Responding to this were the editors of Abyss and Apex, a speculative fiction magazine you may know from wikihistory. They had their own struggles with finding a balance between using dialect and keeping a story accesible for readings who don’t speak said dialect:

We wanted our readers, who span the English-speaking world, to feel as if they were transported to the Caribbean – but without constantly feeling like they needed to stop for directions. We looked to Grenadian author Tobias S. Buckell (Crystal Rain, Ragamuffin, Sly Mongoose) as an example of an author who used authentic island patois without overwhelming the story to the point where he alienated a large portion of his non-Caribbean readers. The St.

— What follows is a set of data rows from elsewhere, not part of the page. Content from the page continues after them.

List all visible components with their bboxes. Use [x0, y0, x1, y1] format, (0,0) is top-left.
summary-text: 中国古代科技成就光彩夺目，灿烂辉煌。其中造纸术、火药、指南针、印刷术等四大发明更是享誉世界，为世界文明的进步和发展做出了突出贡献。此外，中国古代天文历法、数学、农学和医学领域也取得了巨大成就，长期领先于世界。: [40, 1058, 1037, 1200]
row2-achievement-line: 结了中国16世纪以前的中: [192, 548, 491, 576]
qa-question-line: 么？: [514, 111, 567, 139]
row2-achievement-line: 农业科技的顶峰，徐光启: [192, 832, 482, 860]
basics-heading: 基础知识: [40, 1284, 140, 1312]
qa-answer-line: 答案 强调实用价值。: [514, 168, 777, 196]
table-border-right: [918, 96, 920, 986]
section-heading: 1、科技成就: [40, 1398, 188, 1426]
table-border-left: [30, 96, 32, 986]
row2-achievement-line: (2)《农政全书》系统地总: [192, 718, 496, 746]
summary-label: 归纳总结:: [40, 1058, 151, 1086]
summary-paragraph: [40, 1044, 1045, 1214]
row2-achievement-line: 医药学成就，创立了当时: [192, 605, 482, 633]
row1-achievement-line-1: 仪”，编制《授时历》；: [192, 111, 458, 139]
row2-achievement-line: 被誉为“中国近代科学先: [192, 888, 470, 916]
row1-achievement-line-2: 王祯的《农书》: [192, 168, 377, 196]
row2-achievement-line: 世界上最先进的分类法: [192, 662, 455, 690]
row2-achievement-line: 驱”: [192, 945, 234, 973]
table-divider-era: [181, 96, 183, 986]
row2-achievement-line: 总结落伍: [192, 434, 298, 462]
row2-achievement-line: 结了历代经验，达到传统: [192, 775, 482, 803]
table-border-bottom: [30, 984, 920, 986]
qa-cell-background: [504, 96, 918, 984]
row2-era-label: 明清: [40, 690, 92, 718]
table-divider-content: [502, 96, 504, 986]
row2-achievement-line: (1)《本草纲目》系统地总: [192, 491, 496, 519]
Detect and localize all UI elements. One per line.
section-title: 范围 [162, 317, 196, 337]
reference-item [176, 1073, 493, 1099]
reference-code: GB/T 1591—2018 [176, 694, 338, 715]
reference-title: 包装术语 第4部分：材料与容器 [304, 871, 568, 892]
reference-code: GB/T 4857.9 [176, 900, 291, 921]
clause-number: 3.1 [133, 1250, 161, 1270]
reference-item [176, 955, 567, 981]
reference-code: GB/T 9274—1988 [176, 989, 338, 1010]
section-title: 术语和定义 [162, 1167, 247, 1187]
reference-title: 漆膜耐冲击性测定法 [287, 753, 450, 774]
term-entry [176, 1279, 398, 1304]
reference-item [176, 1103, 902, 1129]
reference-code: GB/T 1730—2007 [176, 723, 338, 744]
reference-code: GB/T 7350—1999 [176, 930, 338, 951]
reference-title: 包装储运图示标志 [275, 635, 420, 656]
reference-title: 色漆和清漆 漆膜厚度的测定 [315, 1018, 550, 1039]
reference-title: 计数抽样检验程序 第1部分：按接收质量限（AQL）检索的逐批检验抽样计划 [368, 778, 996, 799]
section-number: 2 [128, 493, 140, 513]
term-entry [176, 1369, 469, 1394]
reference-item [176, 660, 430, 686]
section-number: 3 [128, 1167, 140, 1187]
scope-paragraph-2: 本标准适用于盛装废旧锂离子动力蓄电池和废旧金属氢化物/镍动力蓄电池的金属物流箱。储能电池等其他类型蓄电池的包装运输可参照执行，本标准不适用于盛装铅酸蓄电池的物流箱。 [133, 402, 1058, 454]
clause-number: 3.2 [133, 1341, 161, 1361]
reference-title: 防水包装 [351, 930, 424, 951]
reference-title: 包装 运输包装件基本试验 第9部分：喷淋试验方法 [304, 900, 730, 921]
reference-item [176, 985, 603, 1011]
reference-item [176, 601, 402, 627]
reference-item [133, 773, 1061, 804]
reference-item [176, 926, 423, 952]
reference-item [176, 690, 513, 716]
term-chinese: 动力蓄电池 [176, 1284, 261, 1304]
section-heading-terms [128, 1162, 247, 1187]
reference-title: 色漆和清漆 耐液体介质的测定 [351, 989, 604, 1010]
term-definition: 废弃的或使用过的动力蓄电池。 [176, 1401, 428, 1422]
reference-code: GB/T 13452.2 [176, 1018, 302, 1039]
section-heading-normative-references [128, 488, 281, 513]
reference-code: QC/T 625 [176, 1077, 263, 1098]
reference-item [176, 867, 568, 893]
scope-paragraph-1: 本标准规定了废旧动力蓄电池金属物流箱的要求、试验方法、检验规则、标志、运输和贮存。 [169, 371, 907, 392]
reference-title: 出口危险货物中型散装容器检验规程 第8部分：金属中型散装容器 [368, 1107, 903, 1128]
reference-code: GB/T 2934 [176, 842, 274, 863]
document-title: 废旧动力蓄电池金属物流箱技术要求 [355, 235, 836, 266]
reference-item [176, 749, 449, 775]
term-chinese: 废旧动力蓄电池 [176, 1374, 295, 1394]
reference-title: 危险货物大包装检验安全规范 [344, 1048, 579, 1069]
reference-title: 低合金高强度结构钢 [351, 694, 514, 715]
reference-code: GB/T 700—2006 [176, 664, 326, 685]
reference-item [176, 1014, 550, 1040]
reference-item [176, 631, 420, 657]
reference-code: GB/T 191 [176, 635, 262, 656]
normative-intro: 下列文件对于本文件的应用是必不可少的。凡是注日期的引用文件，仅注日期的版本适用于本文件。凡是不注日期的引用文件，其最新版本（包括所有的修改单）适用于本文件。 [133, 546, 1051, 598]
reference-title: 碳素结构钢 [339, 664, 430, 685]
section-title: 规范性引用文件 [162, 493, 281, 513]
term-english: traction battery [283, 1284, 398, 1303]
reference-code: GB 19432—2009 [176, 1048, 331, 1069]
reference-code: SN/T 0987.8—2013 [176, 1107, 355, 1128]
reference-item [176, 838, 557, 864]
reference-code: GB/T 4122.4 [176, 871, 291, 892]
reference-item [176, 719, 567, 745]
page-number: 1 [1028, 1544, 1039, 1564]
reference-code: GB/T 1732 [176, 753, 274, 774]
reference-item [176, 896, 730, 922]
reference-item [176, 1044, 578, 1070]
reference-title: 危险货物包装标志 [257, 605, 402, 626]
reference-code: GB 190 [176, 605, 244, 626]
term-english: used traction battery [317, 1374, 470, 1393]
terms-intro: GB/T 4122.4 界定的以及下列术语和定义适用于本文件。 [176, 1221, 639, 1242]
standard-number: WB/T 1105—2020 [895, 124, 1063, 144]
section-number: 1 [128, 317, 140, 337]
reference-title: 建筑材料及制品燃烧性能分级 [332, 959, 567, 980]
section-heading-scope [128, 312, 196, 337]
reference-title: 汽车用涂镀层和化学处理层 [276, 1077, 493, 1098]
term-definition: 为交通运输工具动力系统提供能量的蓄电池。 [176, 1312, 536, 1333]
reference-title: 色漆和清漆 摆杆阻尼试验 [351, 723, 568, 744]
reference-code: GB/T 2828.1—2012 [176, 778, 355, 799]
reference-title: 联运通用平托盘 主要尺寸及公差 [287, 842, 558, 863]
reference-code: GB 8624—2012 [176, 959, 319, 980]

Thomas-born, US-residing author of “Name Calling” worked with our Canadian-born, Trinidad-raised editor Tonya Liburd to make this happen.

To further illustrate their point, they published both the edited and unedited versions of Celeste Rita Baker’s Name Calling. reading both versions, Amal El-Mohtar summed it up as “One reading took me to an island. The other brought the island to me”.

Tobias Buckell, cited in the editorial as somebody who had gotten that balance right, had his own response:

Please do not hold me up in this way. For one, it is dangerous to other writers seeking to find their voices. It’s dangerous to me, as you sell me out as a brick in the wall. And it adds to a potentially dangerous view that there is a proper way to do dialect at all. I’m one way, and I’m always flattered and humbled when I’m held up as an example. But only that. *An* example.

Strange Horizons, which has always championed more diversity in science fiction, was quick to apologise in the comments to the review (and also rounded up the various responses to the review on their blog):

I think our editorial failure here was in not encouraging Katherine to consider those nuances when developing her argument — for which we apologise to her as well as to our readers. In the context of a review of a collection with Long Hidden’s stated mission, it was inappropriate to frame writing dialect as a “literary trick” and to pass over the whole topic so briefly.

2013 Nebula Award winners

Locus has the winners of the 2013 Nebula Awards up:

  • Ancillary Justice, Ann Leckie
  • “The Weight of the Sunrise”, Vylar Kaftan
  • “The Waiting Stars”, Aliette de Bodard
  • If You Were a Dinosaur, My Love, Rachel Swirsky

Which makes for a clean female sweep of the main awards; has that ever happened before?

As for special awards:

  • Damon Knight Grand Master Award: Samuel R. Delany
  • Andre Norton Award for Young Adult Science Fiction and Fantasy Book: Sister Mine, Nalo Hopkinson
  • Kevin O’Donnell Jr. Service to SFWA Award: Michael Armstrong
  • Ray Bradbury Award for Outstanding Dramatic Presentation: Gravity

Great to see Ancillary Justice has won, I still think it should win the Hugo too despite all the shenanigans this year. What it has in its favour is that it combines traditional science fiction values (worldbuilding! infodumps! action! adventure!) with a bit of intellectual heft.

Colouring in the science fiction canon

Chauncey de Vega is one of the smartest bloggers I’m currently following and he’s not wrong about the science fiction canon:

The Real History of Science Fiction is an example of how the idea of “canon”, i.e the required “serious” work written by “serious” people that all “serious” students should learn and model themselves after, and that the public embraces as “important” because someone who is “smart” told them so, perpetuates “unintentional” white supremacy (as well as sexism, homophobia, and other types of discrimination).

“The canon” is the result of a type of path dependent decision-making that normalizes the world as seen from the perspective of the in-group–while ignoring the foundational question(s) of how disparities of Power have naturalized what is understood by them (and some others) to be commonsense, matter of fact, taken for granted, reality.

Which raises the question of how to build up a more representative canon, when people of colour have been writing science fiction for as long if not longer as white people have yet are rarely recognised beyond Butler, Delany and possibly Hopkinson.